Crude-oil deliveries to Europe
Saudi Aramco currently has more than 3 million barrels a month of oil supply and product swap arrangements in Europe. The company has deals with Poland's PKN Orlen, Greece's Motor Oil Hellas and Egypt's Midore.
"In the short run, we do not expect the shutdown of 5.7 millions of barrels a day of the Saudi oil production to directly affect European oil supply, because Saudi Arabia has already activated its strategic reserves to cover the deficit. However, the latest indications from the kingdom that fixing the outage could take months would likely increase the risk for the crude-oil deliveries to Europe," Martin Vladimirov, an energy security analyst at the Center for the Study of Democracy and a former oil consultant in Saudi Arabia, told CNBC.
He stressed that Russia can exploit this situation in order to increase its oil exports to the EU. "We could expect Russia to step up exports to cover any potential physical deficit for the European market," he said.
According to Vladimirov, the geopolitical risk in the market depends on whether tensions rise on the Arabian Peninsula. This could have another spillover effect: rising gas prices. As he explains, if oil prices remain elevated over the next couple of months, natural gas prices could rise in the winter and spring of 2020. That's because gas prices are often linked to long-term oil-indexed contracts.
The latest indications from the kingdom that fixing the outage could take months would likely increase the risk for the crude-oil deliveries to Europe. , told CNBC.
Martin Vladimirov
an energy security analyst at the Center for the Study of Democracy and a former oil consultant in Saudi Arabia
For now, European gas market officials are taking a wait-and-see approach. Dr. Nikolaos Farantouris, chair of the Legal Affairs Committee of EUROGAS, the association representing the European gas wholesale, retail and distribution sectors, says "it's too early to make estimates about how the situation will evolve and how prices will move."

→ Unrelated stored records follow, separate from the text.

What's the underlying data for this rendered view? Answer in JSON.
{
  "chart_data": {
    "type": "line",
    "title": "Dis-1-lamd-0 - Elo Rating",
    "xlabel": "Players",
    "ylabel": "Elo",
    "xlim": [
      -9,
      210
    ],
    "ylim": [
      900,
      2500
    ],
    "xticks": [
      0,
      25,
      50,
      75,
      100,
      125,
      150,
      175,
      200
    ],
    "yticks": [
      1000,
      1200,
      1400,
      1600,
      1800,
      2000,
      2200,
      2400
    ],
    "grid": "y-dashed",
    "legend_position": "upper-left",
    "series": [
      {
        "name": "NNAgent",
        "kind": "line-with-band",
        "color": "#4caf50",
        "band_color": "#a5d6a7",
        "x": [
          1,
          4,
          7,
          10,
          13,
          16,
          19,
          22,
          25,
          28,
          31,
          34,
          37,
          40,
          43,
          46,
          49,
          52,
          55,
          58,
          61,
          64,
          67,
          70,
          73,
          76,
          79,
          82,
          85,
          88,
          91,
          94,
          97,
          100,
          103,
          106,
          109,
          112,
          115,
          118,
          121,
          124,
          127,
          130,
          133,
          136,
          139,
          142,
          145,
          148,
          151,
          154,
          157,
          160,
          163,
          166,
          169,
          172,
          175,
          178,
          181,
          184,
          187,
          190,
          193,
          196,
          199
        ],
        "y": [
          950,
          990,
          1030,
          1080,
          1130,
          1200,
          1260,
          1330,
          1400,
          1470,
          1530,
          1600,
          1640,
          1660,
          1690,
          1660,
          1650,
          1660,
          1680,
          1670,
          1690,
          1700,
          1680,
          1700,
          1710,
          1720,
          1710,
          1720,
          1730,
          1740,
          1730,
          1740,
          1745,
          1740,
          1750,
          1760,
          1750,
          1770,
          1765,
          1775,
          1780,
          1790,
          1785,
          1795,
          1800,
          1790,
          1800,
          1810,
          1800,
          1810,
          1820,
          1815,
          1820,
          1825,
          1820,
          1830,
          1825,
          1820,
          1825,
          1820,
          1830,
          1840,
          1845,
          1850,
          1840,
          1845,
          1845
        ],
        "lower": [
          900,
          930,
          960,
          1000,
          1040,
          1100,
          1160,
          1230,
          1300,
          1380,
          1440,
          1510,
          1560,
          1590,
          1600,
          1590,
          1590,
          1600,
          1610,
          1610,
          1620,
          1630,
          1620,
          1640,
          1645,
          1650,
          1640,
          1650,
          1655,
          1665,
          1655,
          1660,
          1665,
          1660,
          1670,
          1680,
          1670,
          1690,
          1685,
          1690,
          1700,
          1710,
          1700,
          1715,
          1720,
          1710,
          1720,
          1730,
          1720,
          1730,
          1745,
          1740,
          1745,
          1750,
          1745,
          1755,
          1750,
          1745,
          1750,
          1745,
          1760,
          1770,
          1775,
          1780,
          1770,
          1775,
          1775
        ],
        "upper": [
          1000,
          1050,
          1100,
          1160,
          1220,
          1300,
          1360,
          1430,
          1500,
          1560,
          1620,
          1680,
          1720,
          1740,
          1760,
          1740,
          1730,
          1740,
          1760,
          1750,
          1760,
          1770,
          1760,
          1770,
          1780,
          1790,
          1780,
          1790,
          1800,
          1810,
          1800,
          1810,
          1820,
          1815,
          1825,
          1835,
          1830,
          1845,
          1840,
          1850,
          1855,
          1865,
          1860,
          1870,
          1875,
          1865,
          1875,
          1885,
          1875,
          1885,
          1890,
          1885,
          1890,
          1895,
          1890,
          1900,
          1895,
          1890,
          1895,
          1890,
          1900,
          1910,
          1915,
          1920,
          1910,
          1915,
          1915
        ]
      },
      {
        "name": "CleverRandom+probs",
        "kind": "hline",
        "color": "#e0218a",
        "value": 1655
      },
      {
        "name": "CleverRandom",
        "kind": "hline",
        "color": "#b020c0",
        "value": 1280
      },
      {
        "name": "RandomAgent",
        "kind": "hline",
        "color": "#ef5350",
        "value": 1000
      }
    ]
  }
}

According to Goldman Sachs, a very short outage in Aramco's production — a week, for example — would likely drive long-dated prices higher to reflect a growing risk premium. Such a price impact could likely be an increase of $3 to $5 per barrel. But an outage at current levels of two to six weeks would, in addition to this move in long-dated prices, see a steepening of the Brent forward curve of $2 to $9 per barrel, respectively. In total the expected price move would be between $5 and $14 per barrel, commensurate to the length of the outage.
On Monday shares of Motor Oil Hellas, which supplies oil from Aramco, gained 5.49% in the Greek stock market. Nikos Chryssochoidis, managing director of N. Chryssochoidis Stock Brokerage firm, told CNBC that the shares surge may indicate the investors believe the company's oil reserves have been built at much lower prices in relation to current international oil prices.